Optimize "X == Y" to "(X ^ Y) == 0 for SIMD #93818

EgorBo · 2023-10-21T17:15:11Z

Matches native compilers now https://godbolt.org/z/afaE18saG

Quick example:

bool Test(Vector256<byte> v1, Vector256<byte> v2) => v1 == v2;

; Method Test
       vzeroupper 
       vmovups  ymm0, ymmword ptr [rdx]
-      vpcmpeqb k1, ymm0, ymmword ptr [r8]
-      kortestd k1, k1
-      setb     al
+      vpxor    ymm0, ymm0, ymmword ptr [r8]
+      vptest   ymm0, ymm0
+      sete     al
       movzx    rax, al
       vzeroupper 
       ret      
-; Total bytes of code: 28
+; Total bytes of code: 27

ghost · 2023-10-21T17:15:26Z

Tagging subscribers to this area: @JulieLeeMSFT, @jakobbotsch
See info in area-owners.md if you want to be subscribed.

Issue Details

Remove ternarylog opt as it's now optimized by [JIT] Fold some bitwise operations to vpternlog #91227 so no need to keep this here
Improve codegen for cases when length == simdSize, e.g.:

static bool Foo(string s) => 
    s == "12345678123456781234567812345678";

; Assembly listing for method Program:Foo(System.String):ubyte (FullOpts)
       vzeroupper 
       test     rcx, rcx
       je       SHORT G_M28968_IG05
       cmp      dword ptr [rcx+0x08], 32
       jne      SHORT G_M28968_IG05
       vmovups  zmm0, zmmword ptr [rcx+0x0C]
-      vpxorq   zmm0, zmm0, zmmword ptr [reloc @RWD00]
-      vptestmq k1, zmm0, zmm0
+      vpcmpeqq k1, zmm0, zmmword ptr [reloc @RWD00]
       kortestb k1, k1
-      sete     al
+      setb     al
       movzx    rax, al
       jmp      SHORT G_M28968_IG06
G_M28968_IG05:
       xor      eax, eax
G_M28968_IG06:
       vzeroupper 
       ret
-; Total bytes of code 58
+; Total bytes of code 52

Author:	EgorBo
Assignees:	EgorBo
Labels:	`area-CodeGen-coreclr`
Milestone:	-

src/coreclr/jit/lowerxarch.cpp

Co-authored-by: Jakob Botsch Nielsen <Jakob.botsch.nielsen@gmail.com>

tannergooding · 2023-10-22T15:53:36Z

Quick example:

I'm not sure this is "better". vptest is more limited when EVEX is enabled and our register allocator doesn't have the ability to handle that level of nuance today.

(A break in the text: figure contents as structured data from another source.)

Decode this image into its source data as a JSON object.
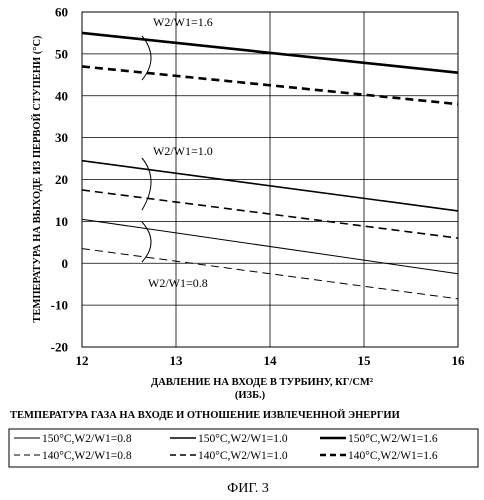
{
  "chart_data": {
    "type": "line",
    "xlabel": "ДАВЛЕНИЕ НА ВХОДЕ В ТУРБИНУ, КГ/СМ²",
    "xlabel2": "(ИЗБ.)",
    "ylabel": "ТЕМПЕРАТУРА НА ВЫХОДЕ ИЗ ПЕРВОЙ СТУПЕНИ (°C)",
    "xlim": [
      12,
      16
    ],
    "ylim": [
      -20,
      60
    ],
    "xticks": [
      "12",
      "13",
      "14",
      "15",
      "16"
    ],
    "yticks": [
      "60",
      "50",
      "40",
      "30",
      "20",
      "10",
      "0",
      "-10",
      "-20"
    ],
    "grid": true,
    "annotations": [
      "W2/W1=1.6",
      "W2/W1=1.0",
      "W2/W1=0.8"
    ],
    "legend_title": "ТЕМПЕРАТУРА ГАЗА НА ВХОДЕ И ОТНОШЕНИЕ ИЗВЛЕЧЕННОЙ ЭНЕРГИИ",
    "series": [
      {
        "name": "150°C,W2/W1=0.8",
        "style": "solid",
        "weight": "thin",
        "x": [
          12,
          16
        ],
        "y": [
          10.5,
          -2.5
        ]
      },
      {
        "name": "140°C,W2/W1=0.8",
        "style": "dashed",
        "weight": "thin",
        "x": [
          12,
          16
        ],
        "y": [
          3.5,
          -8.5
        ]
      },
      {
        "name": "150°C,W2/W1=1.0",
        "style": "solid",
        "weight": "medium",
        "x": [
          12,
          16
        ],
        "y": [
          24.5,
          12.5
        ]
      },
      {
        "name": "140°C,W2/W1=1.0",
        "style": "dashed",
        "weight": "medium",
        "x": [
          12,
          16
        ],
        "y": [
          17.5,
          6
        ]
      },
      {
        "name": "150°C,W2/W1=1.6",
        "style": "solid",
        "weight": "thick",
        "x": [
          12,
          16
        ],
        "y": [
          55,
          45.5
        ]
      },
      {
        "name": "140°C,W2/W1=1.6",
        "style": "dashed",
        "weight": "thick",
        "x": [
          12,
          16
        ],
        "y": [
          47,
          38
        ]
      }
    ]
  },
  "caption": "ФИГ. 3"
}
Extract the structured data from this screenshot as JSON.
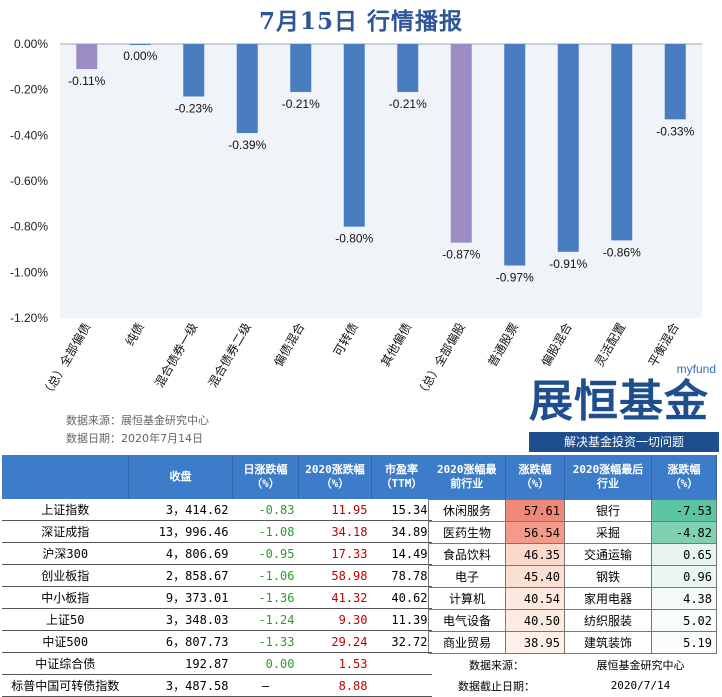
{
  "title": "7月15日 行情播报",
  "chart_data": {
    "type": "bar",
    "categories": [
      "（总）全部偏债",
      "纯债",
      "混合债券一级",
      "混合债券二级",
      "偏债混合",
      "可转债",
      "其他偏债",
      "（总）全部偏股",
      "普通股票",
      "偏股混合",
      "灵活配置",
      "平衡混合"
    ],
    "values": [
      -0.11,
      0.0,
      -0.23,
      -0.39,
      -0.21,
      -0.8,
      -0.21,
      -0.87,
      -0.97,
      -0.91,
      -0.86,
      -0.33
    ],
    "value_labels": [
      "-0.11%",
      "0.00%",
      "-0.23%",
      "-0.39%",
      "-0.21%",
      "-0.80%",
      "-0.21%",
      "-0.87%",
      "-0.97%",
      "-0.91%",
      "-0.86%",
      "-0.33%"
    ],
    "highlight_indices": [
      0,
      7
    ],
    "colors": {
      "bar": "#4a7dc0",
      "highlight": "#9b8cc4",
      "plot_bg": "#f0f4f9"
    },
    "ylim": [
      -1.2,
      0.0
    ],
    "yticks": [
      0.0,
      -0.2,
      -0.4,
      -0.6,
      -0.8,
      -1.0,
      -1.2
    ],
    "ytick_labels": [
      "0.00%",
      "-0.20%",
      "-0.40%",
      "-0.60%",
      "-0.80%",
      "-1.00%",
      "-1.20%"
    ],
    "grid": false,
    "xlabel": "",
    "ylabel": ""
  },
  "source": {
    "line1": "数据来源：展恒基金研究中心",
    "line2": "数据日期：2020年7月14日"
  },
  "logo": {
    "brand": "myfund",
    "name": "展恒基金",
    "slogan": "解决基金投资一切问题"
  },
  "left_table": {
    "headers": [
      "",
      "收盘",
      "日涨跌幅（%）",
      "2020涨跌幅（%）",
      "市盈率（TTM）"
    ],
    "rows": [
      {
        "name": "上证指数",
        "close": "3，414.62",
        "day": "-0.83",
        "ytd": "11.95",
        "pe": "15.34"
      },
      {
        "name": "深证成指",
        "close": "13，996.46",
        "day": "-1.08",
        "ytd": "34.18",
        "pe": "34.89"
      },
      {
        "name": "沪深300",
        "close": "4，806.69",
        "day": "-0.95",
        "ytd": "17.33",
        "pe": "14.49"
      },
      {
        "name": "创业板指",
        "close": "2，858.67",
        "day": "-1.06",
        "ytd": "58.98",
        "pe": "78.78"
      },
      {
        "name": "中小板指",
        "close": "9，373.01",
        "day": "-1.36",
        "ytd": "41.32",
        "pe": "40.62"
      },
      {
        "name": "上证50",
        "close": "3，348.03",
        "day": "-1.24",
        "ytd": "9.30",
        "pe": "11.39"
      },
      {
        "name": "中证500",
        "close": "6，807.73",
        "day": "-1.33",
        "ytd": "29.24",
        "pe": "32.72"
      },
      {
        "name": "中证综合债",
        "close": "192.87",
        "day": "0.00",
        "ytd": "1.53",
        "pe": ""
      },
      {
        "name": "标普中国可转债指数",
        "close": "3，487.58",
        "day": "–",
        "ytd": "8.88",
        "pe": ""
      }
    ]
  },
  "right_table": {
    "headers": [
      "2020涨幅最前行业",
      "涨跌幅（%）",
      "2020涨幅最后行业",
      "涨跌幅（%）"
    ],
    "rows": [
      {
        "top": "休闲服务",
        "top_pct": "57.61",
        "top_color": "#f08878",
        "bot": "银行",
        "bot_pct": "-7.53",
        "bot_color": "#5cc4a0"
      },
      {
        "top": "医药生物",
        "top_pct": "56.54",
        "top_color": "#f39a8a",
        "bot": "采掘",
        "bot_pct": "-4.82",
        "bot_color": "#80d0b2"
      },
      {
        "top": "食品饮料",
        "top_pct": "46.35",
        "top_color": "#fbd9cd",
        "bot": "交通运输",
        "bot_pct": "0.65",
        "bot_color": "#e8f5ee"
      },
      {
        "top": "电子",
        "top_pct": "45.40",
        "top_color": "#fcdfd3",
        "bot": "钢铁",
        "bot_pct": "0.96",
        "bot_color": "#eaf6f0"
      },
      {
        "top": "计算机",
        "top_pct": "40.54",
        "top_color": "#fde9df",
        "bot": "家用电器",
        "bot_pct": "4.38",
        "bot_color": "#f6fbf8"
      },
      {
        "top": "电气设备",
        "top_pct": "40.50",
        "top_color": "#fdeae0",
        "bot": "纺织服装",
        "bot_pct": "5.02",
        "bot_color": "#f8fcfa"
      },
      {
        "top": "商业贸易",
        "top_pct": "38.95",
        "top_color": "#fef0e8",
        "bot": "建筑装饰",
        "bot_pct": "5.19",
        "bot_color": "#fbfdfc"
      }
    ],
    "footer": [
      {
        "label": "数据来源：",
        "value": "展恒基金研究中心"
      },
      {
        "label": "数据截止日期：",
        "value": "2020/7/14"
      }
    ]
  }
}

For example, vptest can't be used for anything that requires the EVEX encoding. This limits LSRA to only using xmm0-xmm15 (cutting out xmm16-xmm31). Likewise, it prevents the ability to use features like embedded broadcast, can't be used with floating-point, or with other types of comparisons that aren't strict equality. I would expect the native compilers take this into account and will sometimes opt to use kortest instead when register pressure is high or if the total instruction sequence could benefit from an EVEX only feature.

Given that, I'd probably lean towards it being better to just keep things "as is" here and only do the xor, ptest trick for VEX where it is clearly faster. -- If we had a way to do better instruction selection based on some of these heuristics, I think it might be a different story.

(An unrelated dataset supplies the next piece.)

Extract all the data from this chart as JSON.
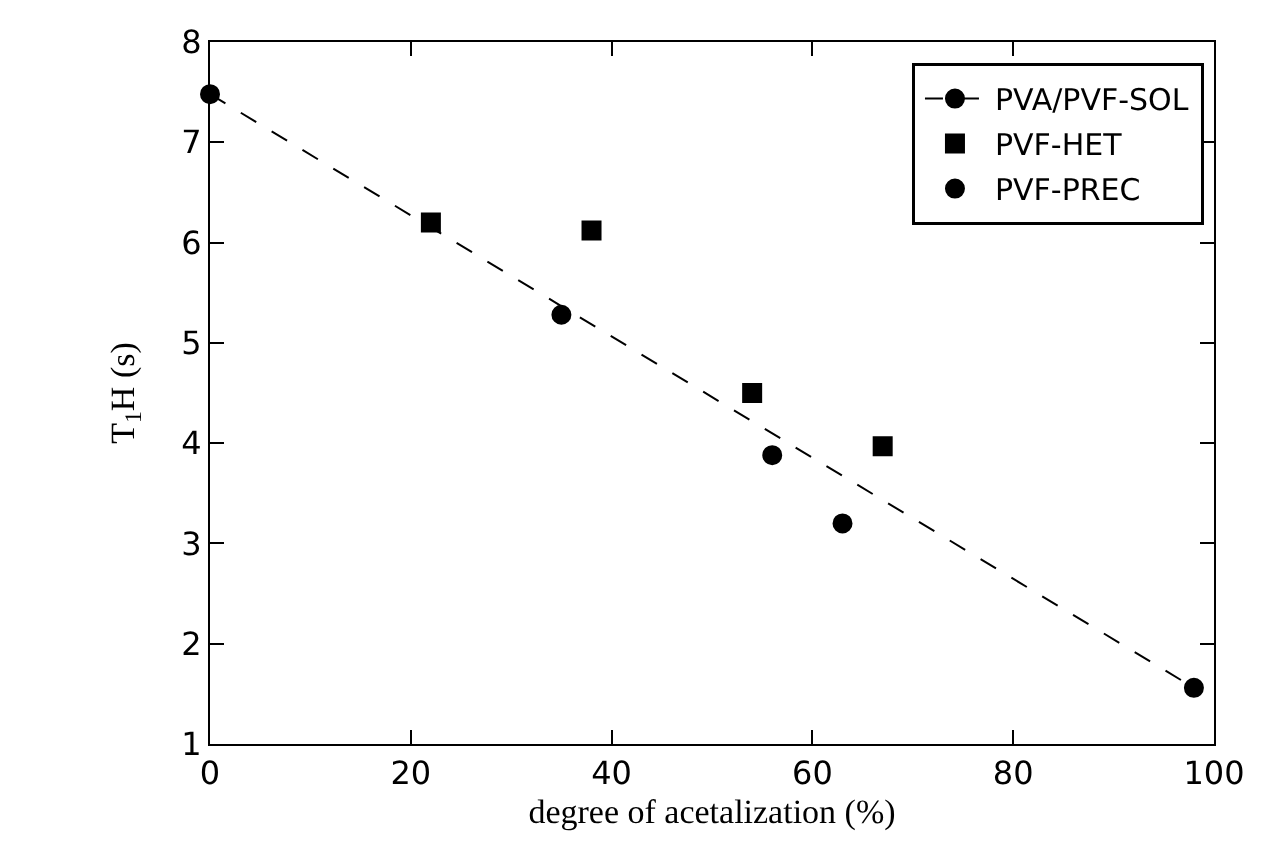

Also notably, here are the timings for the instructions involved here

Instruction	Intel	AMD
kortest	1 uop, 2 latency	1 uop, 6 latency
vpcmp ( VEX)	1 uop, 1 latency	1 uop, 1 latency
vpcmp (EVEX)	1 uop, 3 latency	1 uop, 3 latency
vptest (XMM)	2 uops, 4 latency	2 uops, 7 latency
vptest (YMM)	2 uops, 6 latency	2 uops, 9 latency
vpxor	1 uop, 1 latency	1 uop, 1 latency

Which shows that, at least theoretically, vpcmp + kortest is a better sequence in many, if not most, cases. That is, it shows either the same latency, but 1 less uop; or faster latency + less uops in most cases. The one exception is handling XMM on AMD, where it is 1 latency higher, but 1 less uop.

EgorBo · 2023-10-22T16:08:40Z

I'm not sure this is "better"

Once you switched vector equality to use kortest even for XMM/YMM it regressed my benchmarks on AMD, we don't have AVX512 hardware so it was never reflected in our perflab infra via regressions. As you can see from my godbolt link, native compilers also don't use it.

Also notably, here are the timings for the instructions involved here

I think you forgot to include RThrougput here.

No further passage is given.